Your appeal as a good investment will change over time, too. While it’s possible to find investors or a loan in the early days, it may be harder just because you don’t have a solid business financial history yet. Later, as your business has proven its worth, it may be easier to get approved for funding.
Two Options to Consider
While there are other financing options, let’s focus on two specific options: grants and loans.
A business grant provides much-needed funding without you having to pay it back. Typically, a grant is given to a business in need that meets some specific criteria. For example, clothing brand Eileen Fisher awards women-owned businesses grants up to $10,000. The National Association for the Self-Employed (NASE) awards $4,000 to businesses with specific needs for the funds. There are a variety of grants for different demographics and industries, so it’s worth a little investigation to see which you qualify for.
Grants may be more difficult to get if you’re in the startup phase, because requirements are usually very stringent, and you typically need some experience running your business in order to qualify. If you’re in the growth phase of your business, however, grants are a great source of funding to consider.
The more diverse, and therefore more opportunity-filled, category for funding is business loans. These come in a variety of shapes and sizes. There are small business loans offered by banks and organizations backed by the Small Business Association that are fairly easy to qualify for. These are good for a business at any stage in the life cycle. Then there are working capital loans, which are ideal for ensuring that you never have a cash crunch and have funds when you need them, whether it’s to pay your suppliers or other day-to-day expenses.

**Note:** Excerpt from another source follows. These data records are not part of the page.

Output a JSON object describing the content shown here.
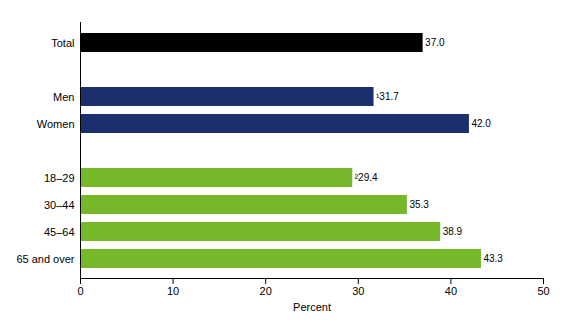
{
  "chart_data": {
    "type": "bar",
    "orientation": "horizontal",
    "categories": [
      "Total",
      null,
      "Men",
      "Women",
      null,
      "18–29",
      "30–44",
      "45–64",
      "65 and over"
    ],
    "values": [
      37.0,
      null,
      31.7,
      42.0,
      null,
      29.4,
      35.3,
      38.9,
      43.3
    ],
    "value_labels": [
      "37.0",
      null,
      "¹31.7",
      "42.0",
      null,
      "²29.4",
      "35.3",
      "38.9",
      "43.3"
    ],
    "colors": [
      "#000000",
      null,
      "#1b2f6e",
      "#1b2f6e",
      null,
      "#76b82a",
      "#76b82a",
      "#76b82a",
      "#76b82a"
    ],
    "x_label": "Percent",
    "xlim": [
      0,
      50
    ],
    "xticks": [
      0,
      10,
      20,
      30,
      40,
      50
    ],
    "grid": false,
    "data_labels": true
  }
}
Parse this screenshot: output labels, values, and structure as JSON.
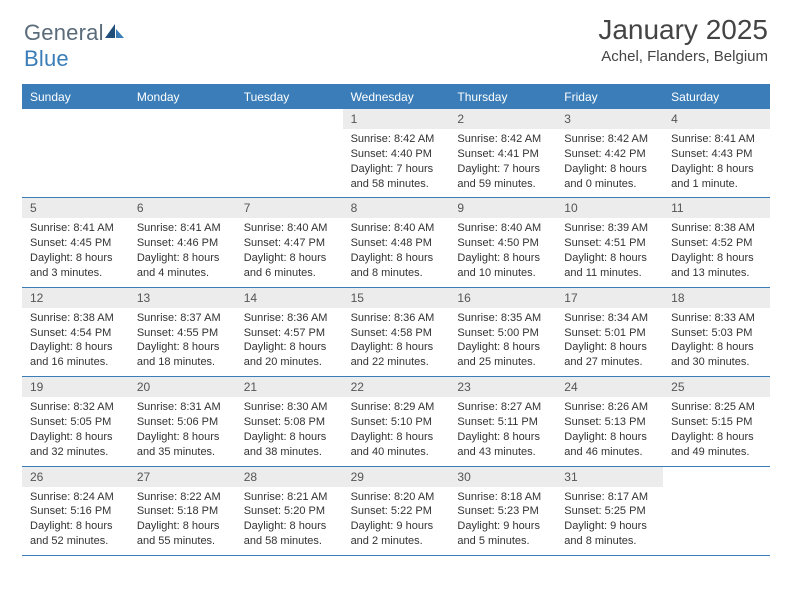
{
  "logo": {
    "textGray": "General",
    "textBlue": "Blue"
  },
  "title": "January 2025",
  "location": "Achel, Flanders, Belgium",
  "headerColor": "#3a7db8",
  "dayNumBg": "#ececec",
  "daysOfWeek": [
    "Sunday",
    "Monday",
    "Tuesday",
    "Wednesday",
    "Thursday",
    "Friday",
    "Saturday"
  ],
  "weeks": [
    [
      null,
      null,
      null,
      {
        "n": "1",
        "sr": "Sunrise: 8:42 AM",
        "ss": "Sunset: 4:40 PM",
        "dl": "Daylight: 7 hours and 58 minutes."
      },
      {
        "n": "2",
        "sr": "Sunrise: 8:42 AM",
        "ss": "Sunset: 4:41 PM",
        "dl": "Daylight: 7 hours and 59 minutes."
      },
      {
        "n": "3",
        "sr": "Sunrise: 8:42 AM",
        "ss": "Sunset: 4:42 PM",
        "dl": "Daylight: 8 hours and 0 minutes."
      },
      {
        "n": "4",
        "sr": "Sunrise: 8:41 AM",
        "ss": "Sunset: 4:43 PM",
        "dl": "Daylight: 8 hours and 1 minute."
      }
    ],
    [
      {
        "n": "5",
        "sr": "Sunrise: 8:41 AM",
        "ss": "Sunset: 4:45 PM",
        "dl": "Daylight: 8 hours and 3 minutes."
      },
      {
        "n": "6",
        "sr": "Sunrise: 8:41 AM",
        "ss": "Sunset: 4:46 PM",
        "dl": "Daylight: 8 hours and 4 minutes."
      },
      {
        "n": "7",
        "sr": "Sunrise: 8:40 AM",
        "ss": "Sunset: 4:47 PM",
        "dl": "Daylight: 8 hours and 6 minutes."
      },
      {
        "n": "8",
        "sr": "Sunrise: 8:40 AM",
        "ss": "Sunset: 4:48 PM",
        "dl": "Daylight: 8 hours and 8 minutes."
      },
      {
        "n": "9",
        "sr": "Sunrise: 8:40 AM",
        "ss": "Sunset: 4:50 PM",
        "dl": "Daylight: 8 hours and 10 minutes."
      },
      {
        "n": "10",
        "sr": "Sunrise: 8:39 AM",
        "ss": "Sunset: 4:51 PM",
        "dl": "Daylight: 8 hours and 11 minutes."
      },
      {
        "n": "11",
        "sr": "Sunrise: 8:38 AM",
        "ss": "Sunset: 4:52 PM",
        "dl": "Daylight: 8 hours and 13 minutes."
      }
    ],
    [
      {
        "n": "12",
        "sr": "Sunrise: 8:38 AM",
        "ss": "Sunset: 4:54 PM",
        "dl": "Daylight: 8 hours and 16 minutes."
      },
      {
        "n": "13",
        "sr": "Sunrise: 8:37 AM",
        "ss": "Sunset: 4:55 PM",
        "dl": "Daylight: 8 hours and 18 minutes."
      },
      {
        "n": "14",
        "sr": "Sunrise: 8:36 AM",
        "ss": "Sunset: 4:57 PM",
        "dl": "Daylight: 8 hours and 20 minutes."
      },
      {
        "n": "15",
        "sr": "Sunrise: 8:36 AM",
        "ss": "Sunset: 4:58 PM",
        "dl": "Daylight: 8 hours and 22 minutes."
      },
      {
        "n": "16",
        "sr": "Sunrise: 8:35 AM",
        "ss": "Sunset: 5:00 PM",
        "dl": "Daylight: 8 hours and 25 minutes."
      },
      {
        "n": "17",
        "sr": "Sunrise: 8:34 AM",
        "ss": "Sunset: 5:01 PM",
        "dl": "Daylight: 8 hours and 27 minutes."
      },
      {
        "n": "18",
        "sr": "Sunrise: 8:33 AM",
        "ss": "Sunset: 5:03 PM",
        "dl": "Daylight: 8 hours and 30 minutes."
      }
    ],
    [
      {
        "n": "19",
        "sr": "Sunrise: 8:32 AM",
        "ss": "Sunset: 5:05 PM",
        "dl": "Daylight: 8 hours and 32 minutes."
      },
      {
        "n": "20",
        "sr": "Sunrise: 8:31 AM",
        "ss": "Sunset: 5:06 PM",
        "dl": "Daylight: 8 hours and 35 minutes."
      },
      {
        "n": "21",
        "sr": "Sunrise: 8:30 AM",
        "ss": "Sunset: 5:08 PM",
        "dl": "Daylight: 8 hours and 38 minutes."
      },
      {
        "n": "22",
        "sr": "Sunrise: 8:29 AM",
        "ss": "Sunset: 5:10 PM",
        "dl": "Daylight: 8 hours and 40 minutes."
      },
      {
        "n": "23",
        "sr": "Sunrise: 8:27 AM",
        "ss": "Sunset: 5:11 PM",
        "dl": "Daylight: 8 hours and 43 minutes."
      },
      {
        "n": "24",
        "sr": "Sunrise: 8:26 AM",
        "ss": "Sunset: 5:13 PM",
        "dl": "Daylight: 8 hours and 46 minutes."
      },
      {
        "n": "25",
        "sr": "Sunrise: 8:25 AM",
        "ss": "Sunset: 5:15 PM",
        "dl": "Daylight: 8 hours and 49 minutes."
      }
    ],
    [
      {
        "n": "26",
        "sr": "Sunrise: 8:24 AM",
        "ss": "Sunset: 5:16 PM",
        "dl": "Daylight: 8 hours and 52 minutes."
      },
      {
        "n": "27",
        "sr": "Sunrise: 8:22 AM",
        "ss": "Sunset: 5:18 PM",
        "dl": "Daylight: 8 hours and 55 minutes."
      },
      {
        "n": "28",
        "sr": "Sunrise: 8:21 AM",
        "ss": "Sunset: 5:20 PM",
        "dl": "Daylight: 8 hours and 58 minutes."
      },
      {
        "n": "29",
        "sr": "Sunrise: 8:20 AM",
        "ss": "Sunset: 5:22 PM",
        "dl": "Daylight: 9 hours and 2 minutes."
      },
      {
        "n": "30",
        "sr": "Sunrise: 8:18 AM",
        "ss": "Sunset: 5:23 PM",
        "dl": "Daylight: 9 hours and 5 minutes."
      },
      {
        "n": "31",
        "sr": "Sunrise: 8:17 AM",
        "ss": "Sunset: 5:25 PM",
        "dl": "Daylight: 9 hours and 8 minutes."
      },
      null
    ]
  ]
}
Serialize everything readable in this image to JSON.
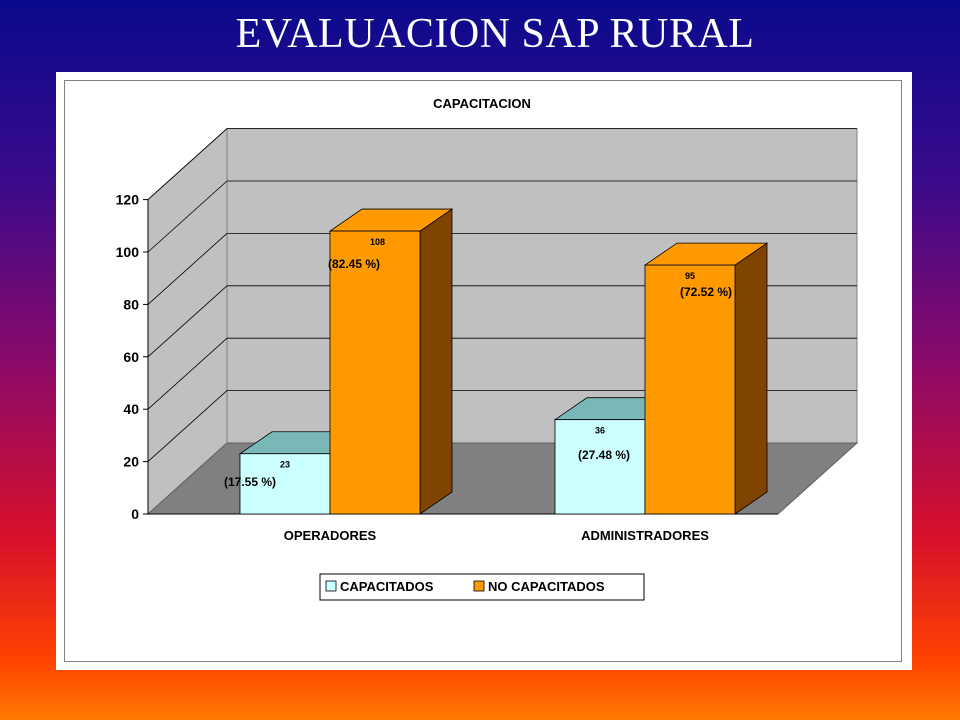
{
  "slide": {
    "title": "EVALUACION SAP  RURAL"
  },
  "colors": {
    "capacitados": "#ccffff",
    "capacitados_top": "#7ab8b8",
    "no_capacitados": "#ff9900",
    "no_capacitados_side": "#7f4400",
    "wall": "#c0c0c0",
    "floor": "#808080"
  },
  "chart_data": {
    "type": "bar",
    "title": "CAPACITACION",
    "categories": [
      "OPERADORES",
      "ADMINISTRADORES"
    ],
    "series": [
      {
        "name": "CAPACITADOS",
        "values": [
          23,
          36
        ],
        "value_labels": [
          "23",
          "36"
        ],
        "percent_labels": [
          "(17.55 %)",
          "(27.48 %)"
        ]
      },
      {
        "name": "NO CAPACITADOS",
        "values": [
          108,
          95
        ],
        "value_labels": [
          "108",
          "95"
        ],
        "percent_labels": [
          "(82.45 %)",
          "(72.52 %)"
        ]
      }
    ],
    "y_ticks": [
      "0",
      "20",
      "40",
      "60",
      "80",
      "100",
      "120"
    ],
    "ylim": [
      0,
      120
    ],
    "grid": true,
    "legend_position": "bottom",
    "style": "3d-column"
  }
}
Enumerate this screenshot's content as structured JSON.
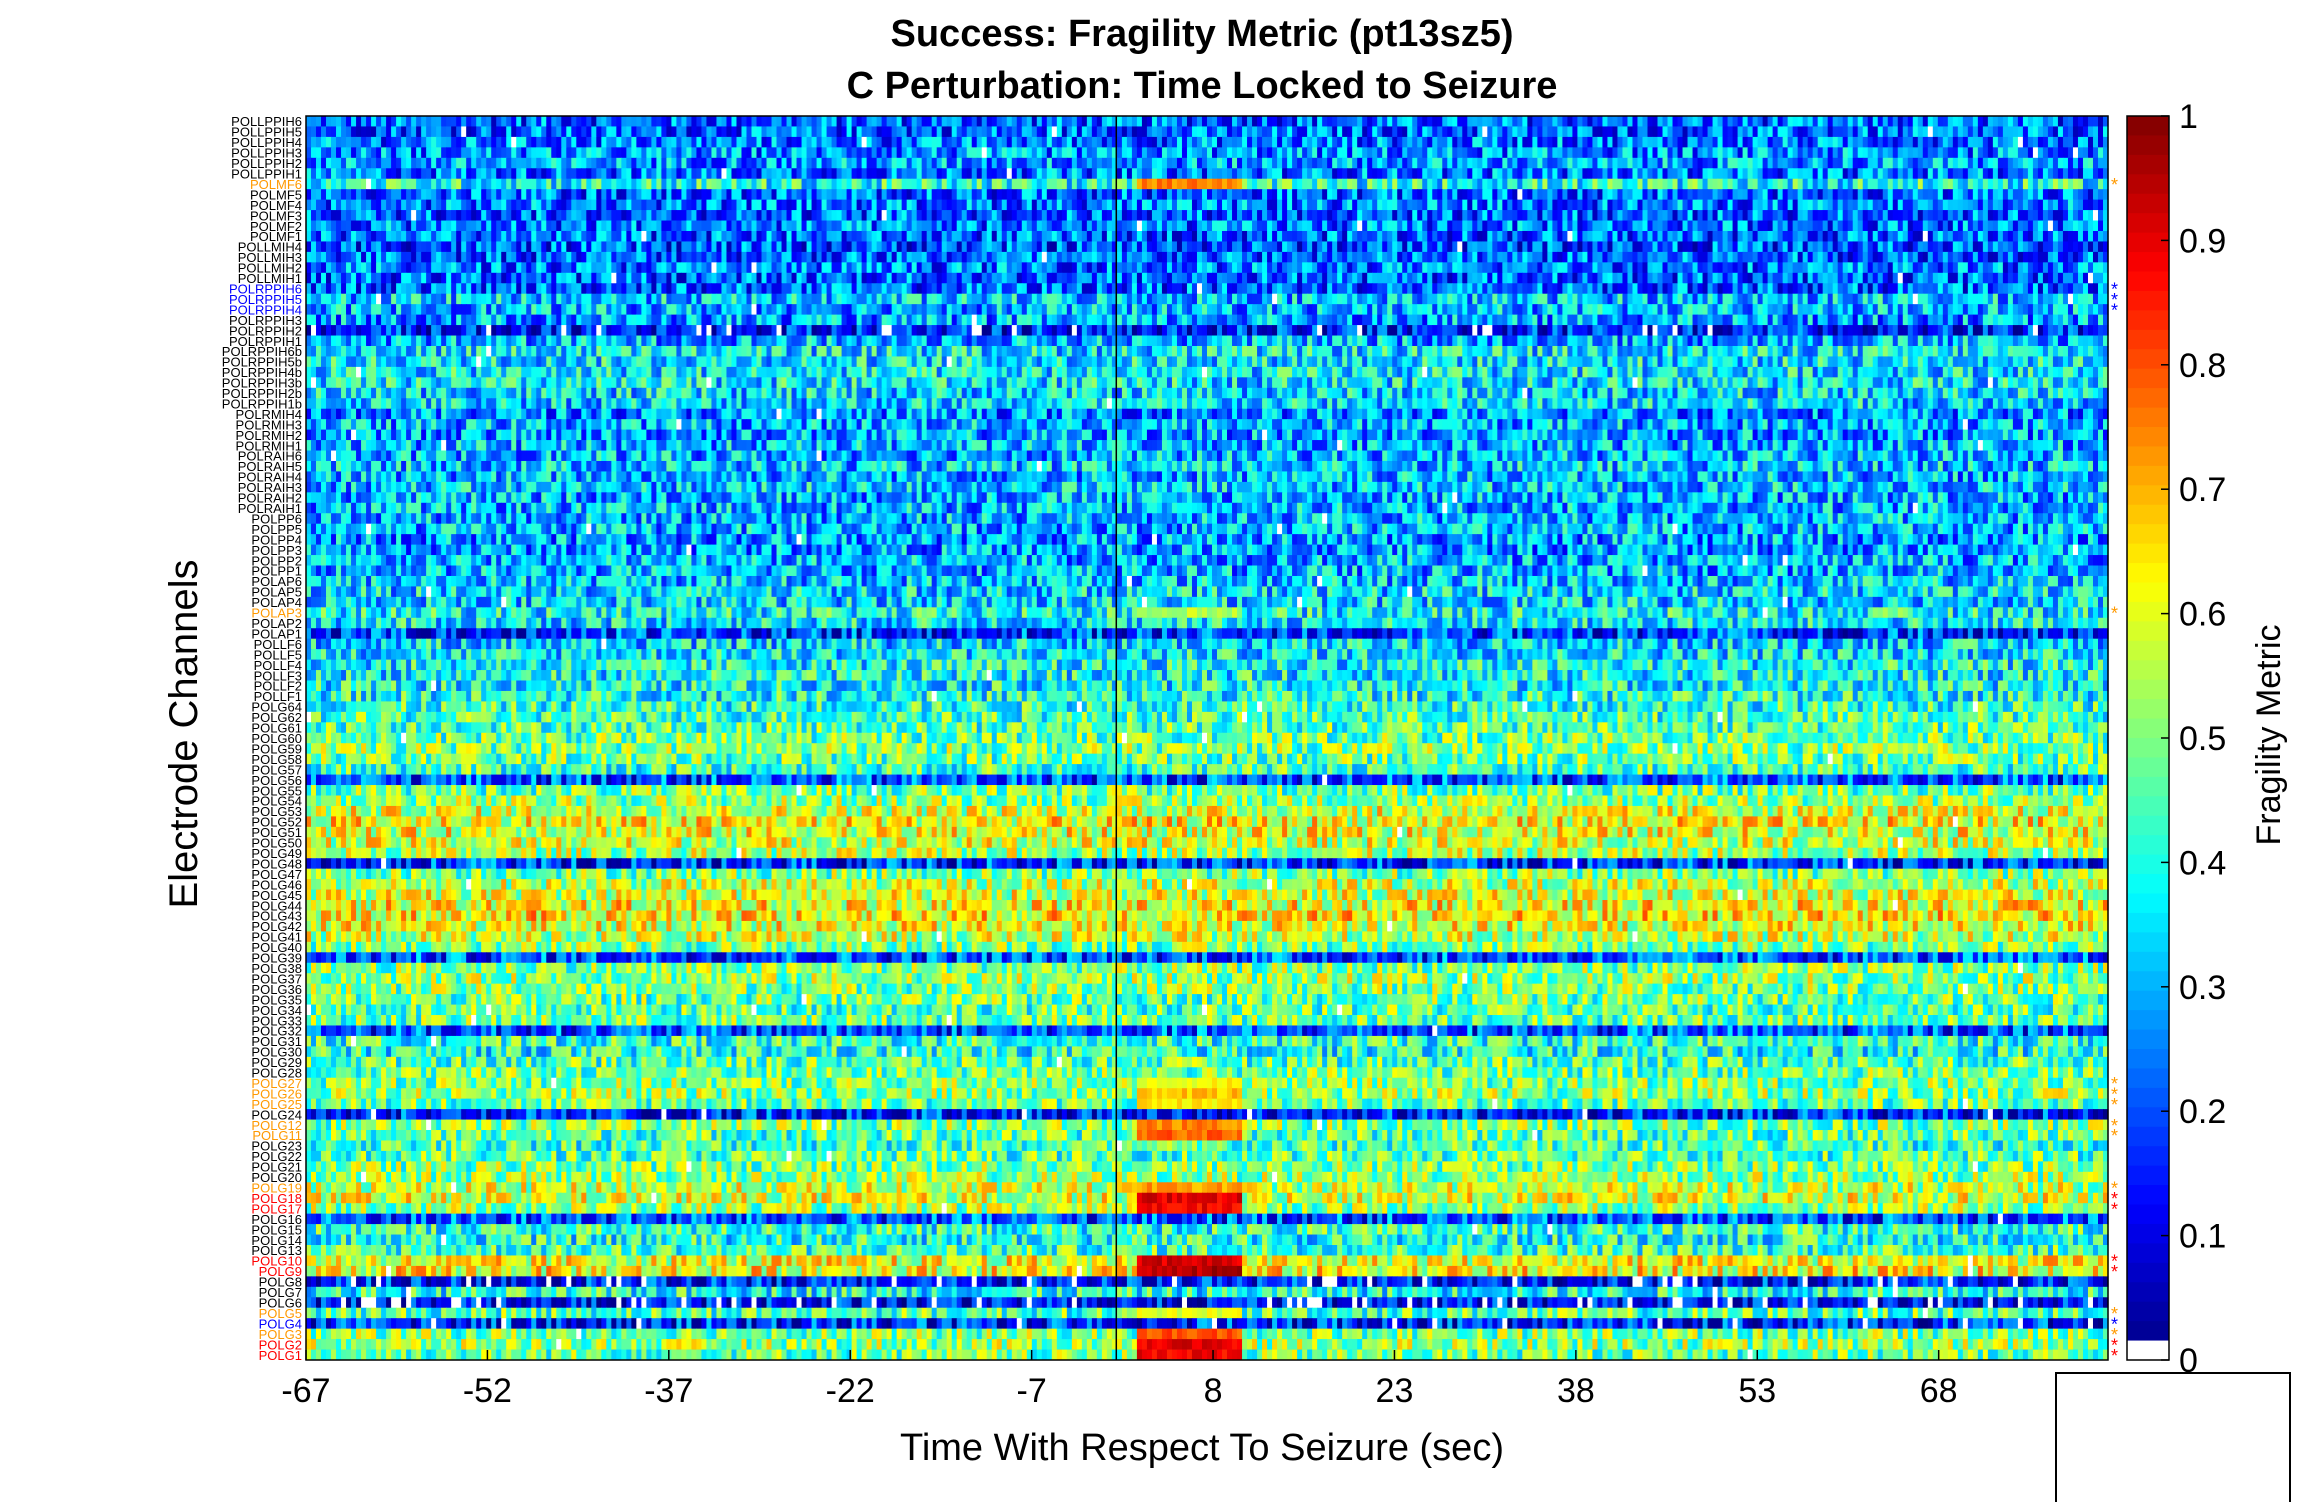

A revolving line of credit is another loan option to consider. While you are approved for a specific amount, you don’t have to take the payment all at once, or even all of it ever. Instead, you can take out what you need when you need it. If you know a certain time of year is slower for sales, you can borrow what you need to get through until business picks up. Repayment of a line of credit is also flexible, which can come in handy.
So Which is Right for Your Business?
To determine whether grants or loans are what your business needs, you’ll need to consider several factors.
What’s Your Objective?
What you need the money for will determine what path you take. For example, if you’re seeing a cash crunch on the horizon and are worried about paying payroll next month, a working capital loan would be the best fit to see you through the rough patch. If you’re making big-picture plans for expansion or growth, a small business loan might be better.
Knowing exactly what you plan to use the money for will help you apply for a loan or grant. You might be required to present a budget for the money, and even if you’re not, it’s a good idea to draft one to ensure that you ask for enough to cover all your expenses to reach your goal.
What’s Your Timeline?
If you’d like more money but aren’t in a particular hurry to get it, applying for a grant can’t hurt. Usually there’s an application period of several months, so don’t expect to find out if you were awarded the grant for a while. Also because there is a lot of competition for grants, you’ll be less likely to get one than you would a loan.
If time is of the essence, a working capital loan can usually be approved within a few days, so you can get the funds deposited into your account quickly.
How Quickly Can You Pay It Back?
Grants don’t have to be paid back, but loans do. Look into the payback requirements – as well as interest rates – before you apply for any loan so that you are sure that you can make regular payments on that loan.
Business funding is a valuable tool to help you launch or grow a business. Make sure you weigh the benefits and drawbacks of various types of funding to help you make the right choice for your company.